Customised and automated searches regularly provide the most relevant information to analytic buckets. Find out exactly how below.

How feeds work

A cybernality feed regularly searches our knowledge graph for new information that is relevant to you. If it finds something new, the feed reports this back to the defined analytic bucket.

A feed needs at least the following information for this:

• Search query incl. filter: Represents a search query that the feed sends to the cybernality knowledge graph.

• Search frequency: The time interval at which the feed automatically executes the defined search query.

• Analytic Bucket: Defines the target for storing the information.

Feed example

You are a member of a SOC team and want to keep an eye on a specific APT group and its activities.

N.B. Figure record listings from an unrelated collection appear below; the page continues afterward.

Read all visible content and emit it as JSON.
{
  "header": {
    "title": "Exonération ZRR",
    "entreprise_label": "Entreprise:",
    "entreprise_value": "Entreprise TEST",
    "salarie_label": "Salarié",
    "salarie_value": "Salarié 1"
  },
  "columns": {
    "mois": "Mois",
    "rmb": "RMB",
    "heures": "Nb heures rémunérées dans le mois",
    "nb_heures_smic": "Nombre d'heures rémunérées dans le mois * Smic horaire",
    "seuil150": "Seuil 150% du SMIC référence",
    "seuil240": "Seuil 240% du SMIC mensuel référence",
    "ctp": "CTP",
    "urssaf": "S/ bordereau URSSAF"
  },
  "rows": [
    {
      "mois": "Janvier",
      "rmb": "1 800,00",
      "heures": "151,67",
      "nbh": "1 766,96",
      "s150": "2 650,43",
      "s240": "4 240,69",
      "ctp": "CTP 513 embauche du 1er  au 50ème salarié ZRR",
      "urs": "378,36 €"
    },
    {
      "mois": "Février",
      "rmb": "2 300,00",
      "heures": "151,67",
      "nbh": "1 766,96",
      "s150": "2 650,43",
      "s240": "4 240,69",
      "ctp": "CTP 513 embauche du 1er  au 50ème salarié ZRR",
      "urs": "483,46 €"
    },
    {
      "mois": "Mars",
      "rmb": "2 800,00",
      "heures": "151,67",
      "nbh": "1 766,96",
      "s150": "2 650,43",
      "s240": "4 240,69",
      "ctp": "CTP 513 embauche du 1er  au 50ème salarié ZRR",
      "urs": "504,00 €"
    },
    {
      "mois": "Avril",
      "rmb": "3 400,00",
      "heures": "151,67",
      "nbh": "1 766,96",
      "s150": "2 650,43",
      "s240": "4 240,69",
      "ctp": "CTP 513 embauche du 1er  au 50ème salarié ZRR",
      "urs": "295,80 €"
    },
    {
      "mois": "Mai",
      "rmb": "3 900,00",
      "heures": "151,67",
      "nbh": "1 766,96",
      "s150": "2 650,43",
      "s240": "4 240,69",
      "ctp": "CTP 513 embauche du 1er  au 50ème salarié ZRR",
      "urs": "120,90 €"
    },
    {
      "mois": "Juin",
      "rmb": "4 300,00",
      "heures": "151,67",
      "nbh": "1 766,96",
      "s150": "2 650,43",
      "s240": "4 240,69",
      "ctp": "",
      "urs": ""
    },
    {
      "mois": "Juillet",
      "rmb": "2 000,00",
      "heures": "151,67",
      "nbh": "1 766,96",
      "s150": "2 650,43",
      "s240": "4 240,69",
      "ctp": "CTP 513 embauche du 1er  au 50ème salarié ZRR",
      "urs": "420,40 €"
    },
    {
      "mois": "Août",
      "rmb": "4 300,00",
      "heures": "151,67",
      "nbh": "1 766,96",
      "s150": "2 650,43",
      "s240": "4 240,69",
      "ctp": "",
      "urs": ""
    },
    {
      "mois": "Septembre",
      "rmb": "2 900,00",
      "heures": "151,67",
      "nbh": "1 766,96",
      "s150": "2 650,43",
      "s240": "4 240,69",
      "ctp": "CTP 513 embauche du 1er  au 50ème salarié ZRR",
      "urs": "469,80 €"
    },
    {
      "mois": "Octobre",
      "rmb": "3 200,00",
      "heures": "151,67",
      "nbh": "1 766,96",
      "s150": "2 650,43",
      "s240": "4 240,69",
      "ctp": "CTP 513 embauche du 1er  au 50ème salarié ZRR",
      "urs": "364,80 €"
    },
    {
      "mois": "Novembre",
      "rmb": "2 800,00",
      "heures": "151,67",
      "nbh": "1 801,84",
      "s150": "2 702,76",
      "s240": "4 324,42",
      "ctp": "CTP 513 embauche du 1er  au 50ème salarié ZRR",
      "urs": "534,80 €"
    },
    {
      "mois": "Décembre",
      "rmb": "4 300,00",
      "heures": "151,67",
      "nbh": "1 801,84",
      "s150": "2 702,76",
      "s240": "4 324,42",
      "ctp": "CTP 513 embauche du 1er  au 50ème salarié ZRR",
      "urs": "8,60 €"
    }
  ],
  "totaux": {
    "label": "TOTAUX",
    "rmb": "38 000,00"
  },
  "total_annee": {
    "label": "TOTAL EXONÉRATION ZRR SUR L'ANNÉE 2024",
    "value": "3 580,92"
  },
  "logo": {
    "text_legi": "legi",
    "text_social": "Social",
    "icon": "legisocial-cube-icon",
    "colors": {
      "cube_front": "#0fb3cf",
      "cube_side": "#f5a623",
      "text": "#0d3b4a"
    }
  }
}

To do this, you create a feed that takes over this task for you.

→ search query: {“query”: “apt28”}

→ Frequency: 1h

→ Analytic Bucket: “Threat Intelligence”

What does “new” result exactly mean?

The search query is executed for the first time when the feed is created. These results (max. 100) are saved as a baseline on the target analytic buckets. The next time the search query is executed, the new results are compared with the last baseline for each concerned analytic bucket. Search results that are not in the baseline are labelled as new results. The results of the current search also represent the new baseline for the next comparison.

How long does an analytic bucket store the results?

At the moment there is no data retention implemented. But this is planed for the near future.

Where can I find the results?

To see which results have been found for certain analytic buckets go to the dashboard. Here you can select the concerned analytic bucket which filters the result list accordingly.